En el rostro, las facciones, reñidas en una feroz anarquía, se confundían grotescamente, formando un conjunto monstruoso de irreconciliable desproporción. Los ojos microscópicos brillaban apenas en el fondo de las cóncavas órbitas, que las cejas cerdosas parecían empeñadas en ocultar. Las mejillas, juanetudas, eran dos prominencias excesivas, entre las cuales la nariz luchaba en vano por levantarse. Fofos en su deformidad, los labios traicionaban con sus contorsiones los movimientos del alma obscura que se albergaba en aquel cuerpo, al punto de parecer que reía en el dolor, y estaba de aflicción en la alegría. La parte inferior de la cara, como estirada hacia afuera por tenazas ciclópeas, le daban una expresión de sátiro. El óvalo del ancho rostro tenía sinuosidades como la cresta de un cerro. Sobre el cutis escamoso y amarillento, algunos trechos peludos completaban el extraño fenómeno de aquella fisonomía semihumana solamente. Ninguna semejanza tenía aquel hombre con la fantástica creación del Quasimodo de Victor Hugo; nada de los bufones contrahechos que debieron a su triste deformidad el favor humillante de soberanos caprichosos. Chanfaina era un ente real, de cuerpo sano y monstruosa faz, que por su misma realidad causaba invencible repulsión (vol. I, 114).

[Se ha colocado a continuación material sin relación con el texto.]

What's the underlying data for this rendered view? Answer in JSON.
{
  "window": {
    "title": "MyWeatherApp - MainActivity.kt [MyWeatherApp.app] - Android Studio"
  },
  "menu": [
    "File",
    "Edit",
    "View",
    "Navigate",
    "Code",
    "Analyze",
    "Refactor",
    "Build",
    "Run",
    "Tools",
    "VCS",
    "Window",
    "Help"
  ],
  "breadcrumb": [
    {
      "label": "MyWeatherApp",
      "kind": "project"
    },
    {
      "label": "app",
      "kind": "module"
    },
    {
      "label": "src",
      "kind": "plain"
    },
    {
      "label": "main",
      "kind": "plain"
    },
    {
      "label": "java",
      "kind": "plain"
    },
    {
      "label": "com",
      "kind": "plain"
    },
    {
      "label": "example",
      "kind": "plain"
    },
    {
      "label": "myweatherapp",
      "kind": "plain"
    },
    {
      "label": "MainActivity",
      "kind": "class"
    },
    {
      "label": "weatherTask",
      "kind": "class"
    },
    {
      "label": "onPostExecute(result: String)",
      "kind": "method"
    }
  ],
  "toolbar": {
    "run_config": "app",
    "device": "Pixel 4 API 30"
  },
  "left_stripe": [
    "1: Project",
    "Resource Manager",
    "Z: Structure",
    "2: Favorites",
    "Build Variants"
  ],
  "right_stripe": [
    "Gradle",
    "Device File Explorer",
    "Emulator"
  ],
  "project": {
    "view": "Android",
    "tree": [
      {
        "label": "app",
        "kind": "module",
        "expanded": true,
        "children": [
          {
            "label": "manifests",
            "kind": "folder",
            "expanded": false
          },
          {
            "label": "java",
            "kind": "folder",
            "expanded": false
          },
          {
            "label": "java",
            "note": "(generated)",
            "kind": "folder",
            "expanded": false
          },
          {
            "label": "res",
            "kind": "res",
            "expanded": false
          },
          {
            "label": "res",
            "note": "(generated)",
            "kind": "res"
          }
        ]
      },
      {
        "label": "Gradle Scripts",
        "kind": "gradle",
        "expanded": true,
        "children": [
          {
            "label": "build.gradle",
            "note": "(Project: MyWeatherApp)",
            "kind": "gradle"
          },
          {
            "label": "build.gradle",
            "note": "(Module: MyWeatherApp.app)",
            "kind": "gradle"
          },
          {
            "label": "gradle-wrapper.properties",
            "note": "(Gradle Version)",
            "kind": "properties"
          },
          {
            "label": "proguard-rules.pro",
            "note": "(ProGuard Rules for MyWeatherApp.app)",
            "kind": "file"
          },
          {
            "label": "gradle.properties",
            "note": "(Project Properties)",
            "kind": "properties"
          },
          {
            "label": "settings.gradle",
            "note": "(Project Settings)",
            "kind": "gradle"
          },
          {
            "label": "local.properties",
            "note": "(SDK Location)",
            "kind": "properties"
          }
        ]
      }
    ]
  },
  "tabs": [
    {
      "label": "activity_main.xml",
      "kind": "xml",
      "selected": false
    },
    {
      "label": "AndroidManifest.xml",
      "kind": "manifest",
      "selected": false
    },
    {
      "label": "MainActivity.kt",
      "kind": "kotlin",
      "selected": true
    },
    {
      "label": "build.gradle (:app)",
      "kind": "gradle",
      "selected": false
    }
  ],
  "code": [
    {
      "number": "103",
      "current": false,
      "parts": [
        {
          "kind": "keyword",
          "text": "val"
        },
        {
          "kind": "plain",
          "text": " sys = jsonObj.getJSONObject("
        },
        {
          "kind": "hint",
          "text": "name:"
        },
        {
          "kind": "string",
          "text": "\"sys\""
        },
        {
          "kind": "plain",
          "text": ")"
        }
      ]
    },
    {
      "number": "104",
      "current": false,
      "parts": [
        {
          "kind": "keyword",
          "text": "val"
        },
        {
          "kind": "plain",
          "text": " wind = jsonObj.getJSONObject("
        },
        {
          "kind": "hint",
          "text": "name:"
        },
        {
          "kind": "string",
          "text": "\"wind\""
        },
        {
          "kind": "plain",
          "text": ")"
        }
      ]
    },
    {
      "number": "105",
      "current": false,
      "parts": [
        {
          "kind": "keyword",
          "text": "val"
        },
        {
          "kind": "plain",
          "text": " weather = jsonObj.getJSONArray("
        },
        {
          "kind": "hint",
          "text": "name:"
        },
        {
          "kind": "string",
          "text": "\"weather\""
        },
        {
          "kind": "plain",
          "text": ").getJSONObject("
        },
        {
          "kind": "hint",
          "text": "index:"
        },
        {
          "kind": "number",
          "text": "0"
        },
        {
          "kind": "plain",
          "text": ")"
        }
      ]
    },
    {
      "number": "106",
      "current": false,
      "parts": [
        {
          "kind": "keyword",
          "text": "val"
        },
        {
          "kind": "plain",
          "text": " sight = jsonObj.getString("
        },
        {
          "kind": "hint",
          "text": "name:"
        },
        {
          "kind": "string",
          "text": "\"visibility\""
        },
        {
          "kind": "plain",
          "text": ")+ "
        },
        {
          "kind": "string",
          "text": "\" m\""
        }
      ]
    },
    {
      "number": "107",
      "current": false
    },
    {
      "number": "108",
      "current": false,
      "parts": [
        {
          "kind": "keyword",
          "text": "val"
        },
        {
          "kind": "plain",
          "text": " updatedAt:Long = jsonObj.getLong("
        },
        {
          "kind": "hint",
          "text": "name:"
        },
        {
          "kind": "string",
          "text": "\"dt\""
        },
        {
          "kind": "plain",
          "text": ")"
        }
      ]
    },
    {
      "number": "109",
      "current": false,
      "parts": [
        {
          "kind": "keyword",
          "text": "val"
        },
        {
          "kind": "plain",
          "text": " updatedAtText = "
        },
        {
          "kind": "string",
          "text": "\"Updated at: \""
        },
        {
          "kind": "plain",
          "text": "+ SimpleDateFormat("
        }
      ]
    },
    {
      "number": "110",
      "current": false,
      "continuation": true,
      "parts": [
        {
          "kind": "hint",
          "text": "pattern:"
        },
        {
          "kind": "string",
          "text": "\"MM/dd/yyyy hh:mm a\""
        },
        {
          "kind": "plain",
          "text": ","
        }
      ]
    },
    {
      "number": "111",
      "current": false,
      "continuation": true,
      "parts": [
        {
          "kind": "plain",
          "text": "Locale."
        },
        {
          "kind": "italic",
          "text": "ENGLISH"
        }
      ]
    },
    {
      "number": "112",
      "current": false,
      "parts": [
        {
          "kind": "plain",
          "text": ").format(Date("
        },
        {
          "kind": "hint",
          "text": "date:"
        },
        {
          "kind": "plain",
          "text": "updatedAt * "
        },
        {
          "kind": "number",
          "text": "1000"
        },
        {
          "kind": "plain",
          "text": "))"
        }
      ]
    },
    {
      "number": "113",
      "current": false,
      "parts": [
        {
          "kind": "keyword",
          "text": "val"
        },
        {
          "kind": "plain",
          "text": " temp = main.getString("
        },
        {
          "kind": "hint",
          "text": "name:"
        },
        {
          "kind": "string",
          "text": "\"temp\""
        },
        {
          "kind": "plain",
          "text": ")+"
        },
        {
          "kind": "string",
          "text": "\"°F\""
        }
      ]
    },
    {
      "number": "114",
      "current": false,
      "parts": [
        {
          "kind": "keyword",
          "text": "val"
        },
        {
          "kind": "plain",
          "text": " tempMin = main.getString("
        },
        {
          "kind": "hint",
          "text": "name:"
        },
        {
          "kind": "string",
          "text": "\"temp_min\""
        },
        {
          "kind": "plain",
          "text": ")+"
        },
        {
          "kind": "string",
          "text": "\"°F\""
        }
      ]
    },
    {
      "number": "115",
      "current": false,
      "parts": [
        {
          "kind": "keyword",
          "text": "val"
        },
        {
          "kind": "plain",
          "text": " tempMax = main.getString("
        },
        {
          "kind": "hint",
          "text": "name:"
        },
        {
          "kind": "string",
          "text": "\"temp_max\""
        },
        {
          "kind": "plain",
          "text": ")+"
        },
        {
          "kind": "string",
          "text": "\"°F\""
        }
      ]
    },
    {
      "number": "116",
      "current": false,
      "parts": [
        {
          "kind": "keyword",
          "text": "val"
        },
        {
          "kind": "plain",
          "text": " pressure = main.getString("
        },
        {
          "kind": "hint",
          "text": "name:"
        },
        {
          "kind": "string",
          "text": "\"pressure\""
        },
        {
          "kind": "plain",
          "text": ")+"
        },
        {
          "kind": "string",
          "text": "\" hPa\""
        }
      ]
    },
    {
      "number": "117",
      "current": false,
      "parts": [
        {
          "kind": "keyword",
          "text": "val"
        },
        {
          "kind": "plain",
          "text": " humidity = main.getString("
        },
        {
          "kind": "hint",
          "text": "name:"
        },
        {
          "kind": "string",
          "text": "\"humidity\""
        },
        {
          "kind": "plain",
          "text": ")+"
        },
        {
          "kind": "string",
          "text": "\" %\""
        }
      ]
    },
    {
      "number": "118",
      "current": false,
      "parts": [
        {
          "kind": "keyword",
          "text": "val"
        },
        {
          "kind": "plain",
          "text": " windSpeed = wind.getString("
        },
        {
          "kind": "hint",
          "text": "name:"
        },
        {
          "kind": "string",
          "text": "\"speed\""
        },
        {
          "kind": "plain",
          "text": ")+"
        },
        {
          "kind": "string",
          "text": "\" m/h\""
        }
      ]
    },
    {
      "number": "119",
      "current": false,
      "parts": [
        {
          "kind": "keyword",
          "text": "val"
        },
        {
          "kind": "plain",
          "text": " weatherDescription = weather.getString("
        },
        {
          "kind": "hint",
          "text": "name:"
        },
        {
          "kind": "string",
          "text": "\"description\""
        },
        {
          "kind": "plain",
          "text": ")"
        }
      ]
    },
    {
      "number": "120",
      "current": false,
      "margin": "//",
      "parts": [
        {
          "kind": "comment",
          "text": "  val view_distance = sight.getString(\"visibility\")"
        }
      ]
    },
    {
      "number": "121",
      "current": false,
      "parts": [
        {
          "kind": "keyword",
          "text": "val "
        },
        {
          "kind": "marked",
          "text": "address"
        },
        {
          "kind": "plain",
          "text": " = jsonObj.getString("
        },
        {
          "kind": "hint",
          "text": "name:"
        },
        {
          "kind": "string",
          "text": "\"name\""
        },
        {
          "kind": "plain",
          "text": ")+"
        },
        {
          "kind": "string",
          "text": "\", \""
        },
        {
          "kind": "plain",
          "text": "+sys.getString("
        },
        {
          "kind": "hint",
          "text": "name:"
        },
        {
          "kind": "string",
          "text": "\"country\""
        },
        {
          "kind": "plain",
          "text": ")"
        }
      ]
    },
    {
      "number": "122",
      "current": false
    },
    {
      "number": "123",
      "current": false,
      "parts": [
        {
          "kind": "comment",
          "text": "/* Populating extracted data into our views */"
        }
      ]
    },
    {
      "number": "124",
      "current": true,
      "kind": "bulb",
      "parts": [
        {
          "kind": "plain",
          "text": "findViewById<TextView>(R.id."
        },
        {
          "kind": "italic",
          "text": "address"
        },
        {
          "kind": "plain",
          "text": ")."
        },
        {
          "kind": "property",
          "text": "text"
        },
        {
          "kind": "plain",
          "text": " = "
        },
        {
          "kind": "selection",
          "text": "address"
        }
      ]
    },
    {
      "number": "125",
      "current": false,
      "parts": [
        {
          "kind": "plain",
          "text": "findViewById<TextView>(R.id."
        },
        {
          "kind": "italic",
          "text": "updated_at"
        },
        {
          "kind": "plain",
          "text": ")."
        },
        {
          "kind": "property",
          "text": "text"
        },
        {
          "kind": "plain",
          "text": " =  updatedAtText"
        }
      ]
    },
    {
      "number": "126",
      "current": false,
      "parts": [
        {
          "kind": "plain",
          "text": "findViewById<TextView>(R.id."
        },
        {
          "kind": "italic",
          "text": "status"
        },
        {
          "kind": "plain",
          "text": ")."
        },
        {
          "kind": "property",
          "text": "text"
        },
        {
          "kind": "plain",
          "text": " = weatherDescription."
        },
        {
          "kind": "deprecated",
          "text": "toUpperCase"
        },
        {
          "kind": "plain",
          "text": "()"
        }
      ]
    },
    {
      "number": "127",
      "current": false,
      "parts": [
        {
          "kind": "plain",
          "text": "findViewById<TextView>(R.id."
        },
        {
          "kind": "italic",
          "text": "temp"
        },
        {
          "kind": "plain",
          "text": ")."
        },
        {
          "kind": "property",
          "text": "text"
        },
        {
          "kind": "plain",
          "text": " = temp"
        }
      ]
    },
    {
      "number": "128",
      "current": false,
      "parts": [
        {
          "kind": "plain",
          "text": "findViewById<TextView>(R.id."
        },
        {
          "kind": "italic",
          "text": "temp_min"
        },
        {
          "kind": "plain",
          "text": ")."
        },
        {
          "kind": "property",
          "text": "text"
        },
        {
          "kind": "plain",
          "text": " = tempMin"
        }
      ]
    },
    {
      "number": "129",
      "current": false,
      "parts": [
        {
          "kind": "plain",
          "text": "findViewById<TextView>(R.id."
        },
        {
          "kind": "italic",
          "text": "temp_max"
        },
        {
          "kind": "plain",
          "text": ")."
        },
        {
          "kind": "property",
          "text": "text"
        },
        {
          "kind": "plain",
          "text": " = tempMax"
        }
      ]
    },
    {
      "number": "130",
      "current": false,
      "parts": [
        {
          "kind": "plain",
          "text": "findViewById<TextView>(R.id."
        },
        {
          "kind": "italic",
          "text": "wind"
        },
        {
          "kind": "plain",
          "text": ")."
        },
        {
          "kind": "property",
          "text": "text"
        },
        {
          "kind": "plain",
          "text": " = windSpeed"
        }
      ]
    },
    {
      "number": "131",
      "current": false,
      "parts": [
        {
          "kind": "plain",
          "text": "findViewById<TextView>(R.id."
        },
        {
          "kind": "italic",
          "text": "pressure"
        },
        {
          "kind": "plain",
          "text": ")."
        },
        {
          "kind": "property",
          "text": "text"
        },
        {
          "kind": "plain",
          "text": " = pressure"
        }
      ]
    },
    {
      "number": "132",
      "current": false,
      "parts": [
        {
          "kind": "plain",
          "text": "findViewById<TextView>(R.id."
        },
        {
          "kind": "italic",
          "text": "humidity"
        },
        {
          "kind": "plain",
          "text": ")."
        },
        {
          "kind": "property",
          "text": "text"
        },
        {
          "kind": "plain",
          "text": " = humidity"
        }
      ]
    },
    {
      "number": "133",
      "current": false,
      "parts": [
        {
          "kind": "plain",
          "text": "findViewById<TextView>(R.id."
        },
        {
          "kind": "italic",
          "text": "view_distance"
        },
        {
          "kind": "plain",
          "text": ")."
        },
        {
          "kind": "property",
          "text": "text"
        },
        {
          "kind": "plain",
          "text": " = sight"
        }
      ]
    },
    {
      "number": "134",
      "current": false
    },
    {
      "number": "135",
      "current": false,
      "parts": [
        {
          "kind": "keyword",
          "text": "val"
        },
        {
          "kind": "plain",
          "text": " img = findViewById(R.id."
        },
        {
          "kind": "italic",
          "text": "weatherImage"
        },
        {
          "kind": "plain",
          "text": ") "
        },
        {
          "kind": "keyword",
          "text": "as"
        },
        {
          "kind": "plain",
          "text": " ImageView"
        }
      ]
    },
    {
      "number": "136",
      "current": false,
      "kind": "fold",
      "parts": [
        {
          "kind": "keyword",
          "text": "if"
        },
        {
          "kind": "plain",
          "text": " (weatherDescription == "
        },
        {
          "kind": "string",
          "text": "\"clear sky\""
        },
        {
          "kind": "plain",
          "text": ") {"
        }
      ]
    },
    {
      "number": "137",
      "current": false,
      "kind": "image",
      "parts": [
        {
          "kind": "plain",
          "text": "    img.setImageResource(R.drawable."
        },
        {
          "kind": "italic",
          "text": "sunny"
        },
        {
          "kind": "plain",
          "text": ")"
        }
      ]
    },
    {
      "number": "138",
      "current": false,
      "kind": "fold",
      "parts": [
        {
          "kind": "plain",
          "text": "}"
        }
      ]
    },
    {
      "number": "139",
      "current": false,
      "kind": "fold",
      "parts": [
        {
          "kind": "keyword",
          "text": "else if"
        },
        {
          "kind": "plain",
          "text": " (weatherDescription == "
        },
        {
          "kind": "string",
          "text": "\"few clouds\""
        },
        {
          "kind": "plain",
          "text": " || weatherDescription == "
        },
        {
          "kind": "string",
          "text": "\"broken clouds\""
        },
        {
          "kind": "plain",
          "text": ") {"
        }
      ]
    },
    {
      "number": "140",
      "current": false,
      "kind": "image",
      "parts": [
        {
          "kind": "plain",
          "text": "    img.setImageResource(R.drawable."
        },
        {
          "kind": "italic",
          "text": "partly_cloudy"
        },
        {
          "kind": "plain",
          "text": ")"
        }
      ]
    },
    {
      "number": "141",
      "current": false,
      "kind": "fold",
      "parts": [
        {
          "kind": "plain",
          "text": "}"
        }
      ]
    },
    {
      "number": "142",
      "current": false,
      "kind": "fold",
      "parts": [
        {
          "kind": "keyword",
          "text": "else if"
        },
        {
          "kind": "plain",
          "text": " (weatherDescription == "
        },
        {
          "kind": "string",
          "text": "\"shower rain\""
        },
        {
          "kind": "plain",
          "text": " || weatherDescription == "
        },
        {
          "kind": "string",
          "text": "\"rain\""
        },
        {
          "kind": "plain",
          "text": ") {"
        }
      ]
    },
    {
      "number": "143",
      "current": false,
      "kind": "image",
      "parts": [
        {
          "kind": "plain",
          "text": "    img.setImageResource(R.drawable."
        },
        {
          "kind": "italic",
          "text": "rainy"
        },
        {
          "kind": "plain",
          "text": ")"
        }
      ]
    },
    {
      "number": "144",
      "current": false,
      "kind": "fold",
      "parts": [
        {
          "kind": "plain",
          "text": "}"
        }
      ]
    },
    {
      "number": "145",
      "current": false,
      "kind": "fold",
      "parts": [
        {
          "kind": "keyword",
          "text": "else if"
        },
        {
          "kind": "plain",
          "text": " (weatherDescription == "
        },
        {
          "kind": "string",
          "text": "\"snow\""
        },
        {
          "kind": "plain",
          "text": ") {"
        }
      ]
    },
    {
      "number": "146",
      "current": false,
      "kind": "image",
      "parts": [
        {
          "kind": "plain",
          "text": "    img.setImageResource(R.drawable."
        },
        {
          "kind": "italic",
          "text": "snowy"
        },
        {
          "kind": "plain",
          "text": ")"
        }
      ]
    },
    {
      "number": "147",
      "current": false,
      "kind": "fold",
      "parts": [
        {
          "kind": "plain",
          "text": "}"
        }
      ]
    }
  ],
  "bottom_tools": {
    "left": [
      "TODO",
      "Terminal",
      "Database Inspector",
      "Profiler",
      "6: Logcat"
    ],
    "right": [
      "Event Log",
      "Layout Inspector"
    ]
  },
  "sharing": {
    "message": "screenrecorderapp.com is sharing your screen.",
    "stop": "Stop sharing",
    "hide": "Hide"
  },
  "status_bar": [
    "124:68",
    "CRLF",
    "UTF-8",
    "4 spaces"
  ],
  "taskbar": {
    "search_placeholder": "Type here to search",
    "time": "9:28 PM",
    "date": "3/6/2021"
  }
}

Lo grotesco en él corresponde visiblemente a una extraña mezcla de las cualidades positivas y negativas del pueblo más miserable, de acuerdo a creencias fisiognómicas aún vigentes en esos años. Este «ente real» interfiere y se incrusta en la visión blestganiana del gran triunfo marcial. La parte del león no se la lleva Bulnes, el general vencedor, sino el gran Chanfaina, el vencido por antonomasia de la sociedad chilena, el vencido interior. De este modo, la deformidad habita el corazón del cuadro patriótico nacional que Blest Gana nos presenta, ya que está en el centro de la capital, en plena Alameda; es el centro que corroe la apoteosis militar. Debilidad máxima bajo las aparentes fuerzas del país, el pobre hombre termina siendo antídoto vivo a la retórica de la victoria. Si en Durante la Reconquista sobresalían el guerrillero Rodríguez y el gran viejo Robles, acá en El loco Estero asistimos a la visión de un Chile-Chanfaina. Es otra visión, diametralmente opuesta a las esperanzas forjadas en el momento de la Independencia.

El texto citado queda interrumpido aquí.